Microbiële EPS’s worden gewoonlijk geproduceerd in aerobe, ondergedompelde fermentatiesystemen. Fermentatieomstandigheden, zoals beluchting, agitatie, pH, opgeloste zuurstofconcentratie, temperatuur, mediumsamenstelling en bioreactorontwerp, kunnen bepalend zijn voor de kenmerken van het product en het productierendement. Vandaar dat om een hoge productiekwaliteit en -opbrengst te bereiken uitgebreide optimalisatie van deze parameters moet worden uitgevoerd voor elk organisme (Öner et al., 2016). Srikanth et al. (2015) onderzochten bijvoorbeeld de effecten van fermentatieparameters, waaronder initiële pH, levan-suppletie, sucroseconcentratie, stikstofbron, inoculumconcentratie en kweektijd op de levan-synthese met Acetobacter xylinum NCIM2526 als de productiestam. De optimale condities werden bepaald op respectievelijk 10, 50-60 en 1,49 g/L voor stikstof, sacharose en inoculum. De levanopbrengst nam aanzienlijk toe na de eerste 24 uur en de maximale levanproductiviteit werd verkregen na 122 uur wanneer de aanvankelijke pH werd ingesteld op 6,8. Verhoging van de aanvankelijke toevoeging van levan van 0,1 tot 0,4 g/L verhoogde de opbrengst van levan van 1,22 tot 1,65 g/L; alles boven 0,4 g/L had geen verdere toename van de opbrengst tot gevolg. Inoculumconcentraties tussen 5% (v/v) en 10% (v/v) leidden tot een verandering in de levanopbrengst zoals verwacht en een maximumopbrengst (1,46 g/L) werd bereikt bij 7% (v/v). Sucroseconcentraties van 20 tot 80 g/L beïnvloedden de levanopbrengst. In het 40-50 g/L bereik werd de productieopbrengst verhoogd, in het 70-80 g/L bereik werd deze verlaagd, en in het 20-40 g/L bereik werd deze niet veranderd.

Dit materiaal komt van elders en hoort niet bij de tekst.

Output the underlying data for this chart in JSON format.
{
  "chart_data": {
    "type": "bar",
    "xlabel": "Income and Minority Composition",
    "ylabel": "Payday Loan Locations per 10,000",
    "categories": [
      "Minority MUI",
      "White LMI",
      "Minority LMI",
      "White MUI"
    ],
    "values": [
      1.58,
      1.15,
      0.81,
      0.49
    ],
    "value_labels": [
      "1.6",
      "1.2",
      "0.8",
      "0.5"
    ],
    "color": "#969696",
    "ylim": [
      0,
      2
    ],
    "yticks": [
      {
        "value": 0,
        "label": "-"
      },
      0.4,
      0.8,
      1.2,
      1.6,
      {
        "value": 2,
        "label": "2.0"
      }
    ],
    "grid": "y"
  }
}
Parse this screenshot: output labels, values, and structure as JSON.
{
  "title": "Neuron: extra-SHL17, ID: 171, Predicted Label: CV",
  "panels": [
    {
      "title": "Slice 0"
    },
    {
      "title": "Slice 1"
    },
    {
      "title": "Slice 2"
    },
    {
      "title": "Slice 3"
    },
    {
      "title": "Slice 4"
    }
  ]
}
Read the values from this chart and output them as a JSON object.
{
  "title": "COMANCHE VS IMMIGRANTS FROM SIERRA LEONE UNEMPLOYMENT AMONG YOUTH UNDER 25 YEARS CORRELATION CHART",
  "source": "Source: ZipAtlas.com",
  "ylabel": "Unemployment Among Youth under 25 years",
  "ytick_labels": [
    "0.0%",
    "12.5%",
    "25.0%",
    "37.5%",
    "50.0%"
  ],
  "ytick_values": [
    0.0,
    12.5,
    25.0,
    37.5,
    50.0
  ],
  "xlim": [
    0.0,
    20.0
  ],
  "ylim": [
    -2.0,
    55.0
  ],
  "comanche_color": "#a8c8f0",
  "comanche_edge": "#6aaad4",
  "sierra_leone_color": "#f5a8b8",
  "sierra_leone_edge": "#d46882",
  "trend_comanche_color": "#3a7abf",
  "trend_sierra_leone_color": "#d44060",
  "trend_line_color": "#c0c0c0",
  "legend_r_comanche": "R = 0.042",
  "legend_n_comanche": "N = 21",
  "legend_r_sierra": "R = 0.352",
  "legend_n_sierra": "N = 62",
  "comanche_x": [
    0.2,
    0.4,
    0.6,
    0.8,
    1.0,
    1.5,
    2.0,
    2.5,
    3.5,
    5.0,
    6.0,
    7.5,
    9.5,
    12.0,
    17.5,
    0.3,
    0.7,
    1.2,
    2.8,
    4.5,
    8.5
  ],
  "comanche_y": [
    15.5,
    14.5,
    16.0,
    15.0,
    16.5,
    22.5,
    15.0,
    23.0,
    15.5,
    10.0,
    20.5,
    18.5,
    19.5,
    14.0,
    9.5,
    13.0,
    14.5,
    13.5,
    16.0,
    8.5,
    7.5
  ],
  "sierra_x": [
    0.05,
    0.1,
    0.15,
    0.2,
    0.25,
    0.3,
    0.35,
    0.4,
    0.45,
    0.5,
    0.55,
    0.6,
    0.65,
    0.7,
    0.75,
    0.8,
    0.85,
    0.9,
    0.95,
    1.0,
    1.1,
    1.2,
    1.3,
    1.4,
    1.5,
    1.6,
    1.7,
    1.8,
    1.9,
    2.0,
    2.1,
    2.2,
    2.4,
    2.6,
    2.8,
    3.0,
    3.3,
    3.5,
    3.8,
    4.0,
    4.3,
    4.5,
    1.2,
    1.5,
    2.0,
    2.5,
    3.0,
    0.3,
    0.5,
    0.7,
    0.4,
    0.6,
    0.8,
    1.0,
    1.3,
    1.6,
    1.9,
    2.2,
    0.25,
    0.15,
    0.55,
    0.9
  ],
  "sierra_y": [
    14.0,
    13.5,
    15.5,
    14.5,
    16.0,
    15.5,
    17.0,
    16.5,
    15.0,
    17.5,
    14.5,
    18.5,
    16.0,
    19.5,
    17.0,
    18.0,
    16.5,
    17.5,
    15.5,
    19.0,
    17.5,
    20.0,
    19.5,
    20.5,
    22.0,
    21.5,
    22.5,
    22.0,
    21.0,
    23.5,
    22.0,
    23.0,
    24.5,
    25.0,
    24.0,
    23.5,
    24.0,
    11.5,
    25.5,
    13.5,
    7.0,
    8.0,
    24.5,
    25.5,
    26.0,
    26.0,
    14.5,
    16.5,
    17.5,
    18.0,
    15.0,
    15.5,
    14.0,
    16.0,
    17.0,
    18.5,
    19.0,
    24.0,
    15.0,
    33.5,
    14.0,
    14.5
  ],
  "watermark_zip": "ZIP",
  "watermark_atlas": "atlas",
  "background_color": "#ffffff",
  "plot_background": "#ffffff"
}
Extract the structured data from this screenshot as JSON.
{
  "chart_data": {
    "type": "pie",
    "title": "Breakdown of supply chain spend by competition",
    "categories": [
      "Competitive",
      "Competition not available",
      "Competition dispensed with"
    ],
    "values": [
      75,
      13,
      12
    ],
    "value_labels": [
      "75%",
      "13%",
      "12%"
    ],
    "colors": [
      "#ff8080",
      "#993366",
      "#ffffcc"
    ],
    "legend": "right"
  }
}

Sarilmiser et al. (2015) onderzochten de productie van levan in een halofiel micro-organisme (Halomonas smyrnensis AAD6T) met behulp van verschillende stimulerende factoren. Zo werden verschillende voedingsstrategieën toegepast met verschillende tijdsintervallen in een batch-bioreactorsysteem, en werden meerdere initiële condities getest in shakeculturen. Onder de verschillende geteste pH- en sacharoseconcentraties werd de maximale levanopbrengst bereikt bij pH 7 (1,345 g/L levan) en 50 g/L sacharose (1,320 g/L levan). Wanneer stikstof- en fosforbeperkingen werden toegepast, daalden zowel de levanconcentratie als de biomassa, terwijl de Yp/x-waarden stegen. Stikstofpulsstrategieën verminderden de levan-synthese als gevolg van de verlengde groeiperiode, sucrosepulsstrategieën verbeterden de celgroei en de levan-productie aanzienlijk, en NaCl-puls had geen invloed op de groei. Interessant is dat culturen gekweekt in de aanwezigheid van boorzuur de hoogste concentraties levan (8,84 g/L) produceerden in gecontroleerde bioreactoromstandigheden. Deze verbetering werd verklaard door het biologische fenomeen bekend als quorum sensing (QS), waarbij booratomen betrokken zijn; een van de signaalmoleculen betrokken bij QS in H. smyrnensis AAD6T werd later geïdentificeerd als een C16-acylhomoserinelacton (Abbamondi et al., 2016).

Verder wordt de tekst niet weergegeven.